Applications across surgical specialties

Fluorescence imaging has been used with promising outcomes in transplant, plastic, cardiovascular, and obstetric surgeries:

These applications illustrate the potential for the use of fluorescence imaging across surgical disciplines, and its promising role in improving outcomes, minimizing complications, and informing post-operative management.

Future considerations

The panel advocated for expanded clinical implementation of fluorescence imaging and development of laparoscopic-compatible models. Further studies are needed to evaluate outcomes stratified by comorbidities and to establish best practices across surgical settings. A follow-up consensus meeting is planned to review adoption trends and clinical impact.

Conclusion

The panel reached a consensus that fluorescence imaging is a technology that has the potential to improve surgical wound care by introducing objective, real-time bacterial visualization throughout the perioperative continuum (Table 1). Pre-operatively, it may assist with treatment planning, patient education, and interdisciplinary collaboration. Intra-operatively, it has the potential to improve debridement accuracy and graft outcomes, while post-operatively, it enables ongoing monitoring to pre-empt complications. This potentially could reduce the incidence of SSIs, enhancing surgical precision, and supporting antimicrobial stewardship.

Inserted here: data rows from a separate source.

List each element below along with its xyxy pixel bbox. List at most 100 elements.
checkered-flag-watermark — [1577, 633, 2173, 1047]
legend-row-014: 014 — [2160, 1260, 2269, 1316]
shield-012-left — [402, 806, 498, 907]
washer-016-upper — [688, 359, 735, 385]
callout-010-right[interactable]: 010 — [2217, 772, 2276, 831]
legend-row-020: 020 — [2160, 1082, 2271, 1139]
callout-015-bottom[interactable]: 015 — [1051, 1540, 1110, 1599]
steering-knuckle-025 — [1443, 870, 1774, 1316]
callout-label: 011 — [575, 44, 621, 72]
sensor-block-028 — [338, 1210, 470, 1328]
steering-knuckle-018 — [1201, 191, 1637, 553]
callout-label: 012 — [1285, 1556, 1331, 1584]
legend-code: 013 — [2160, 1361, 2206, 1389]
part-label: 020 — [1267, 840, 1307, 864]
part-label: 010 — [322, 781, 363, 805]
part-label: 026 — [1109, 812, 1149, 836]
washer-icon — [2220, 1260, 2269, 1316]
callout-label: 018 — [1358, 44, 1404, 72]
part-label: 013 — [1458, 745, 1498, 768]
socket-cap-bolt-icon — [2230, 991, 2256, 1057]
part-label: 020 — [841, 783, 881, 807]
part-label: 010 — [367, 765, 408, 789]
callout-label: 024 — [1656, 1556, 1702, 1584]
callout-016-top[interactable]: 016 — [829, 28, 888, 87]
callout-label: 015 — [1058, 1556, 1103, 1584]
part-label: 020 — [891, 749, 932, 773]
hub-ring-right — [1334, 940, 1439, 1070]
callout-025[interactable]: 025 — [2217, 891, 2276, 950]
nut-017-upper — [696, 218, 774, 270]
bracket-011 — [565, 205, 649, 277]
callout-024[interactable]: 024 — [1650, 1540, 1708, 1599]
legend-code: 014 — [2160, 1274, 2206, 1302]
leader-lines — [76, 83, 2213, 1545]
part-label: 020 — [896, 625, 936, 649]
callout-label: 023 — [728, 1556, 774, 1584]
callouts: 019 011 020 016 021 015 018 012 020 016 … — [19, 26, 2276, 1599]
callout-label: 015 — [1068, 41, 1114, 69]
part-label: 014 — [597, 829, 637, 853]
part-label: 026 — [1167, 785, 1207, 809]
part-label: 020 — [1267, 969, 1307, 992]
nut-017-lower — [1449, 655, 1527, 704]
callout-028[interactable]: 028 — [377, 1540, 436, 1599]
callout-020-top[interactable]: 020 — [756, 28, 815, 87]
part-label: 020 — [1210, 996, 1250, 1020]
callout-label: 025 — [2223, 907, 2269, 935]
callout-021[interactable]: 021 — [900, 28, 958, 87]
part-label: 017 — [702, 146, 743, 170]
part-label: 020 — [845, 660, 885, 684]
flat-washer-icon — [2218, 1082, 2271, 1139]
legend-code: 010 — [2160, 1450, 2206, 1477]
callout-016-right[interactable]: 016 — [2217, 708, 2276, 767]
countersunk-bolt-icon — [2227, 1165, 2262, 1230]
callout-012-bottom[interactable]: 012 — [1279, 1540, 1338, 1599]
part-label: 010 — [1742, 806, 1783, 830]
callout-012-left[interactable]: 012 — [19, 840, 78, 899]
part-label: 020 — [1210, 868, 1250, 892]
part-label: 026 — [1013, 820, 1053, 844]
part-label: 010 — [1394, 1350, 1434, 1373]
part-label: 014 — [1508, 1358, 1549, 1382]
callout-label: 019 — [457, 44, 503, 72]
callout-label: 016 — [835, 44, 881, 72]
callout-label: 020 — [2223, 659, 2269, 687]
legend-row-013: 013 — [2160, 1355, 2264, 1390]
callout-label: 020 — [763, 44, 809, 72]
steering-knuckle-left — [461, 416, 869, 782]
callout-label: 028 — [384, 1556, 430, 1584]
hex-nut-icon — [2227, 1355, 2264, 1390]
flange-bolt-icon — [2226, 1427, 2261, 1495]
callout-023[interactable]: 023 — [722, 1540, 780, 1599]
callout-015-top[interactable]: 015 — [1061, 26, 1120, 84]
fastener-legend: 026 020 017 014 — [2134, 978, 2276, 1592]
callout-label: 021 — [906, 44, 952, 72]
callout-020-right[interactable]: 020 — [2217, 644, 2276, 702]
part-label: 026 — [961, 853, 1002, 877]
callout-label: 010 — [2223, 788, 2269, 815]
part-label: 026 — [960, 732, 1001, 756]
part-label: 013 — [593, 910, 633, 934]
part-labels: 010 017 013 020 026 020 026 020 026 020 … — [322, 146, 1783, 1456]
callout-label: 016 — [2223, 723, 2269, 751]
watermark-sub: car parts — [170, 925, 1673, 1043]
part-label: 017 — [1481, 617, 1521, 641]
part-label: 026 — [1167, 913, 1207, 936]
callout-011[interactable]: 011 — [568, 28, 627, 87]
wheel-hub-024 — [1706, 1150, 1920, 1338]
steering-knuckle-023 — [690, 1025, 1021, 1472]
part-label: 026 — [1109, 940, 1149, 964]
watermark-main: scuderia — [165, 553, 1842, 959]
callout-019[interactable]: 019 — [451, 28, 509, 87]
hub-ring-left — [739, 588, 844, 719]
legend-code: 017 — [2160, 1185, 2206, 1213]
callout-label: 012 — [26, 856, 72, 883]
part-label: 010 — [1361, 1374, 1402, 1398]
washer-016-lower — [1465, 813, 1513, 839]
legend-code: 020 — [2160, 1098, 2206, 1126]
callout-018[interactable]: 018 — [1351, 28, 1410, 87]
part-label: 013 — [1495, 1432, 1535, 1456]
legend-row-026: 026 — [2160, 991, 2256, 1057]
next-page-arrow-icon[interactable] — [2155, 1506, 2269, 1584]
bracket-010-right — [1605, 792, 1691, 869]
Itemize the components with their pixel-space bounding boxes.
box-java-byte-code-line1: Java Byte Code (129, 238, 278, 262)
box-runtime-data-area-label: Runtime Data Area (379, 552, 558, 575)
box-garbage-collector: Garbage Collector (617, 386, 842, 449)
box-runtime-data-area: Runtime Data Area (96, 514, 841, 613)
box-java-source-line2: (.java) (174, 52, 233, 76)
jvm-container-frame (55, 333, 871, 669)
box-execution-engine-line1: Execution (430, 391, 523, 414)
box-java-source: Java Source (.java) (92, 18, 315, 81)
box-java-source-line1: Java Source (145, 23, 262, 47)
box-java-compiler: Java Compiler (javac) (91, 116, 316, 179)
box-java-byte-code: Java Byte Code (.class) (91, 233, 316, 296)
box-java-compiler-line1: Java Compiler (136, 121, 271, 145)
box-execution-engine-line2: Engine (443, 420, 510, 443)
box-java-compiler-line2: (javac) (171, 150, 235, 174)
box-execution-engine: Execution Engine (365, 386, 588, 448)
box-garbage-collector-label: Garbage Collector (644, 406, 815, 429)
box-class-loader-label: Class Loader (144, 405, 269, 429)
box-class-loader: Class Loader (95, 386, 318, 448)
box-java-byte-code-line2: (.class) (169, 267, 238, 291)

Fluorescence imaging may address some of the key challenges in modern surgical practice.

TABLE 1 Summary of consensus statements

Statement 1 Fluorescence imaging should be incorporated into pre-operative assessment to objectively identify wounds with elevated bacterial burden, enabling risk stratification, tailored protocol planning, patient education, and interdisciplinary collaboration.
Statement 2 Real-time use of fluorescence imaging intra-operatively is recommended to confirm an aseptic surgical field and subsequently to improve debridement accuracy, surgical and graft outcomes.
Statement 3 Post-operative fluorescence imaging at early follow-up (1-2 weeks) enables timely detection of subclinical bacterial burden, facilitates monitoring of therapeutic response, and supports escalation protocols thereby enhancing early intervention and reducing the risk of surgical site infections.

The authors anticipate more specialties may integrate fluorescence imaging into their workflows, and the evidence base will grow, strengthening its role as a standard adjunct in surgical management. Future developments, including laparoscopic and robotic-compatible imaging platforms, will further expand its utility in minimally invasive and complex surgical procedures. Given its cost-effectiveness, ease of use, and growing body of supportive evidence, the MolecuLight imaging device and similar tools are poised to redefine best practices in surgical wound care.

Conflicts of interest

TES, DK, WT, GB, JCL, MS, ML and MND are on the editorial board of the International Journal of Tissue Repair, but were not involved in the peer review process for this article.